Oito dias depois do suposto ataque químico na cidade de Douma, as investigações da Organização para a Proibição de Armas Químicas (OPAQ) se tornaram o principal alvo da guerra de versões entre os países da coalizão internacional que atacou a Síria na última sexta-feira e a Rússia, que prometeu responder a uma nova onda de sanções patrocinada pelos Estados Unidos contra Moscou. Longe do atrito diplomático entre o Kremlin e as potências ocidentais, milhares de sírios se reuniram ontem na Praça Omeyas, na capital Damasco, para celebrar as últimas vitórias do regime de Bashar al-Assad.
No último sábado, o regime sírio reconquistou Douma, retomando o controle de toda a região de Ghuta Oriental. A delegação do Reino Unido na OPAQ acusa a Rússia e a Síria de impedirem o acesso dos investigadores à cidade. Kenneth Ward, representante dos EUA na entidade, alertou para o risco de manipulação de evidências pelos russos.
O ministro das Relações Exteriores russo, Sergei Lavrov, garantiu que o país não interferiu no local onde teria ocorrido o ataque. O chanceler afirmou que os países da coalizão se basearam em relatos imprecisos nas redes sociais e na imprensa para acusar a Rússia.

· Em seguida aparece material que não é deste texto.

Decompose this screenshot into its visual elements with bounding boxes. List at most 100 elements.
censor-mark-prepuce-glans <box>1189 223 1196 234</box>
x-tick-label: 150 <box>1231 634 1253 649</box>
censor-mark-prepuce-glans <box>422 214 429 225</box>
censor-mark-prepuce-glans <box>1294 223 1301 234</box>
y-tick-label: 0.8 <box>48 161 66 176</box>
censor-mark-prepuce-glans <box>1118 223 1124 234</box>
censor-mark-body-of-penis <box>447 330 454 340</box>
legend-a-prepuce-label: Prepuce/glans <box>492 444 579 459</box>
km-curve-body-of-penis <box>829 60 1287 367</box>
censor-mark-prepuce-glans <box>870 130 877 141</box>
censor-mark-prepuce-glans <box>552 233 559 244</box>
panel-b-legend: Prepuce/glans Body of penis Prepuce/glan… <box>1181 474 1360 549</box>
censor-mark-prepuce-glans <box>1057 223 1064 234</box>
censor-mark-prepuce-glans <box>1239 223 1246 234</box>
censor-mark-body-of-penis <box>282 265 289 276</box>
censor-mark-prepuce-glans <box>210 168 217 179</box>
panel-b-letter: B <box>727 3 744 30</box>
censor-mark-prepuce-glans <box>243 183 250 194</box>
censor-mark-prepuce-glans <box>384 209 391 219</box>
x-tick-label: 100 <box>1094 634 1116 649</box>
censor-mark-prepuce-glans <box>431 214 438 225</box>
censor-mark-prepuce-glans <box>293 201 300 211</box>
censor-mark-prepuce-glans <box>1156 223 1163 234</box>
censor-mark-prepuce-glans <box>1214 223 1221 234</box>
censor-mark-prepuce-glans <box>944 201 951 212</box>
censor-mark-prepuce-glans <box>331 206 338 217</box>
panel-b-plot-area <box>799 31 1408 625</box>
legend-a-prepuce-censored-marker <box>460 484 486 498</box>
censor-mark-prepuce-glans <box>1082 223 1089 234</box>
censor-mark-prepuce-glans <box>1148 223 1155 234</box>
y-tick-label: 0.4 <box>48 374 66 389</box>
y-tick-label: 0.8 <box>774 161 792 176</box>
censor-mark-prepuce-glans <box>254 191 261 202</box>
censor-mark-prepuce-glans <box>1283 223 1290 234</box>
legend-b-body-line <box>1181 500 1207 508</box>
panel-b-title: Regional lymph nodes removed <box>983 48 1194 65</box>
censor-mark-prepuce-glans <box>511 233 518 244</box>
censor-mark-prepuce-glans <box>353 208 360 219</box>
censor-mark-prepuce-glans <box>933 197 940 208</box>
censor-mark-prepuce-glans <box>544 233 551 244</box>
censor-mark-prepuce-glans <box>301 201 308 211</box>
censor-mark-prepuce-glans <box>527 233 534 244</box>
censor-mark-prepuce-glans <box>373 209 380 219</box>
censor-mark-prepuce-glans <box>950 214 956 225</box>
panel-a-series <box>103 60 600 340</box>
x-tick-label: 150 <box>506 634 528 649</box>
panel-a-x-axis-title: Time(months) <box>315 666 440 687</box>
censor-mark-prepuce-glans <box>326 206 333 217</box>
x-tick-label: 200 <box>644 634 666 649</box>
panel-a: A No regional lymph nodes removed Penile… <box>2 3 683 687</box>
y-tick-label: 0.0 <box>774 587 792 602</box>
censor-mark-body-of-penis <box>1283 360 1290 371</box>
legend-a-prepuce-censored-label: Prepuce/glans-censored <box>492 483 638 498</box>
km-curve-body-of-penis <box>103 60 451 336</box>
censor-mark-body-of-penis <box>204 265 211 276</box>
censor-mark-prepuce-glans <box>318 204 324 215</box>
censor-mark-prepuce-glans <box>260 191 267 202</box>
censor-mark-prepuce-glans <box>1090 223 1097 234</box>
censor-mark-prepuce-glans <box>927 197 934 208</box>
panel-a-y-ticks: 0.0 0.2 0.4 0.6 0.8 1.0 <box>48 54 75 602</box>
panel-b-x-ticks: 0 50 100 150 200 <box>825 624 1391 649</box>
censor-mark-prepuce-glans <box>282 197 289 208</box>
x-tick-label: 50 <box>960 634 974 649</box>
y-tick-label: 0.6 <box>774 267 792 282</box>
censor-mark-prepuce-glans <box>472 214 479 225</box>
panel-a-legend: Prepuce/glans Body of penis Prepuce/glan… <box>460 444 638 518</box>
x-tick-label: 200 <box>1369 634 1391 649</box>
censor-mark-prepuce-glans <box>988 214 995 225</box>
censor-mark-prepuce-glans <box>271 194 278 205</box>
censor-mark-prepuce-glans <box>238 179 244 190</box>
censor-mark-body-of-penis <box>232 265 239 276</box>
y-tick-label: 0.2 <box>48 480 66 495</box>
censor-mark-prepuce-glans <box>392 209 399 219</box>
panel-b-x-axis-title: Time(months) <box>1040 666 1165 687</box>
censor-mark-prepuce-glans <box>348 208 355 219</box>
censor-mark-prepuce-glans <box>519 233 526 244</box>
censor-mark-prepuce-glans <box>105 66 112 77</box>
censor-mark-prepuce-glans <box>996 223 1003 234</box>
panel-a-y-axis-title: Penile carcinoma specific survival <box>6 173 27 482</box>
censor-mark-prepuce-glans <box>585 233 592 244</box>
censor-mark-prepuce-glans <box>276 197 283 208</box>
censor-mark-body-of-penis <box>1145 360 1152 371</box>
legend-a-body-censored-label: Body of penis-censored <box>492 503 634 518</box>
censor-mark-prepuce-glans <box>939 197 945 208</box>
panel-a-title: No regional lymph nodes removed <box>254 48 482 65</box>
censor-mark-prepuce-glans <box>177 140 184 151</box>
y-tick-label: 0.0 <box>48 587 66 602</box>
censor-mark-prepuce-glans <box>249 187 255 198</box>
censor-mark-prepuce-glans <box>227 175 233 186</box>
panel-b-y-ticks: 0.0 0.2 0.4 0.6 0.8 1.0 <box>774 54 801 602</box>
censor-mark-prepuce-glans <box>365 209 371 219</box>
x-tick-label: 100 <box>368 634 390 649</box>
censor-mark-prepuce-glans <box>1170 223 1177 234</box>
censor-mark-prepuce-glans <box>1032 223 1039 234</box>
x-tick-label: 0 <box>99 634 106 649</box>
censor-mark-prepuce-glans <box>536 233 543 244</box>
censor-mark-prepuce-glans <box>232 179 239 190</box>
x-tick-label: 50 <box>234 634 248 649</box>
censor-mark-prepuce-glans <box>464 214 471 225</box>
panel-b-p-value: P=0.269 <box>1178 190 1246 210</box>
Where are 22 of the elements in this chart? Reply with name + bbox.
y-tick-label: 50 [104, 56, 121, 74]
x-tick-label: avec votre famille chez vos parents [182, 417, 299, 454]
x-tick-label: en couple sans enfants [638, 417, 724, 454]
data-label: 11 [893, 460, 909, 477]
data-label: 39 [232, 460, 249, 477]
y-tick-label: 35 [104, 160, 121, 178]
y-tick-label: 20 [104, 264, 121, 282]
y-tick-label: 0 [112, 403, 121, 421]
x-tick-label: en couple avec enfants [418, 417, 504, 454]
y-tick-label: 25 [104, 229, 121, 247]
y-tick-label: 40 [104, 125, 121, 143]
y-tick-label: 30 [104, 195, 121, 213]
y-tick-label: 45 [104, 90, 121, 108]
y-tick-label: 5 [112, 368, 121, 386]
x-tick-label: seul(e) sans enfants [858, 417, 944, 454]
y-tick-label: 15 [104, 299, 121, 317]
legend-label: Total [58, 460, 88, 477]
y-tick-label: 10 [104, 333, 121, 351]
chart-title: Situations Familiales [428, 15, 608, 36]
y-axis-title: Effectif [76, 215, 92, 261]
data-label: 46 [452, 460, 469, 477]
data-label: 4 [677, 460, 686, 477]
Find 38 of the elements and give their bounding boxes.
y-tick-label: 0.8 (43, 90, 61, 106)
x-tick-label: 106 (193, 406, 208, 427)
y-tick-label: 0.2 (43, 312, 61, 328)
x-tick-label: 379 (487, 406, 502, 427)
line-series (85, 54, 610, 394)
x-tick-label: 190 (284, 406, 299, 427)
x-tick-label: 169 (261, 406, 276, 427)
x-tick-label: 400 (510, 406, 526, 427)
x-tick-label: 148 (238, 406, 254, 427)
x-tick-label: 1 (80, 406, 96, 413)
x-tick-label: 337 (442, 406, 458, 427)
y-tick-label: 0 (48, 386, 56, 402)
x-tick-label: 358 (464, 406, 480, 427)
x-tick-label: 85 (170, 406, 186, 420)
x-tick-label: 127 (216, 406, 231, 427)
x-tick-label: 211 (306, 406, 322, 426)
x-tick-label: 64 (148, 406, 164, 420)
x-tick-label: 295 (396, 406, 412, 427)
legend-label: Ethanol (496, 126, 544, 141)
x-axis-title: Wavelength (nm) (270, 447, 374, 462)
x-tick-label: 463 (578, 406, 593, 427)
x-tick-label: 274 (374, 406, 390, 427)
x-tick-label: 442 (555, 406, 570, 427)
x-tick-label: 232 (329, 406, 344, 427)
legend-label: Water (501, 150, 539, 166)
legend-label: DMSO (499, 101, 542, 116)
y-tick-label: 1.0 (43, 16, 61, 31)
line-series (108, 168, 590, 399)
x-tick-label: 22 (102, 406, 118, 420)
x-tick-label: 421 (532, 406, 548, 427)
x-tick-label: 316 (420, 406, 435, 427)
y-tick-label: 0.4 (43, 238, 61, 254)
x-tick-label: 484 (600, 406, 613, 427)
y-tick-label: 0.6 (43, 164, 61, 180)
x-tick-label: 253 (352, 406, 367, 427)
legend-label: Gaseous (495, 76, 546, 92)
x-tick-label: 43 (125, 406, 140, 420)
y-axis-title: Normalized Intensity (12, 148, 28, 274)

Os investigadores da OPAQ se preparavam para iniciar as investigações na Síria quando a coalizão internacional deflagrou o ataque na noite de sexta-feira. Desde então, as equipes buscam viabilizar o acesso a Douma, nos arredores de Damasco. A embaixada da Rússia atribuiu a demora na liberação dos agentes a “problemas de segurança” na região, mas afirmou que a entrada deles será autorizada na quarta-feira.
A escalada na tensão diplomática deve evoluir para uma nova onda de sanções. Após a embaixadora dos EUA na ONU, Nikki Haley, adiantar que o país aplicaria restrições econômicas a empresas russas que colaborariam com o financiamento de armas químicas para a Síria, o Kremlin prometeu retaliações rápidas. O parlamento russo estuda a criação de leis que restringiriam as importações dos EUA.
*Estagiário sob supervisão de Denis Kuck
A escalada na crise da Síria
Diretamente do Reino Unido, o professor de relações internacionais da Universidade Federal do Pampa (Unipampa), Renatho Costa, concede entrevista ao JORNAL DO BRASIL acerca dos últimos eventos na Síria.
Faz sentido que Assad tenha usado armas químicas depois de reconquistar 90% do território sírio?
Não faz nenhum sentido. O que a gente tem visto na Síria é que o Assad, com o apoio dos russos, conseguiu gradualmente reconquistar a soberania do território. Isso cria instabilidade sob a perspectiva dos EUA e fortalece o Irã e o Hezbollah. Ao mesmo tempo, os EUA e seus aliados, preocupados com a recuperação do poder e a possível alteração da geopolítica local, precisaram criar um factoide para viabilizar um ataque. A bem da verdade, tenta-se justificar uma intenção muito mais ampla, que é enfraquecer Assad e afetar a Rússia. Essa guerra atraiu atores externos que tentam lutar com interesses próprios, e não os da população síria.
Assad sai enfraquecido do ataque?
Eu tenho muita dúvida se o Assad vai cair. A legitimidade dele no poder é incontestável. A maioria dos rebeldes que lutam contra o regime são mercenários contratados por Arábia Saudita, EUA, Israel, alguns desde o início da Primavera Árabe. Muitos deles são jihadistas, mas não sírios. A grande maioria é de origem árabe, mas de alguns países da África e do Iêmen. Quando usamos a terminologia rebelde, passamos a ideia de que são sírios que lutam contra o governo. Se a Rússia não abriu mão do Assad quando Obama era presidente, agora não o fará. Em um processo de barganha, o que a Rússia poderia ganhar perdendo a Síria, aliada de importância ímpar? Mas não acho que a coalizão parará por aí. Estamos com todas as peças no tabuleiro. Se o Assad não reagir, corre o risco de sofrer um ataque muito violento. A Síria não pode se transformar em um Iraque, o que quase aconteceu no passado. A diferença entre os dois casos é que, no Iraque, Saddam Hussein não tinha o apoio da Rússia.
Na sua avaliação, qual será o papel da ONU nessa nova fase da guerra civil síria?
Eu penso que a ONU age exatamente como no período da Guerra Fria. Ela está imobilizada, como no Vietnã e no Afeganistão. Vai debater o tema, condenar, mas não poderá agir. Quando falamos de conflitos dessa magnitude, são questões debatidas no Conselho de Segurança, que prevê o direito a veto para membros permanentes, como é o caso da Rússia. Nenhuma resolução será aprovada. A ONU tem uma estrutura que impede uma atuação de fato contra membros permanentes. Será um papel acessório, retórico.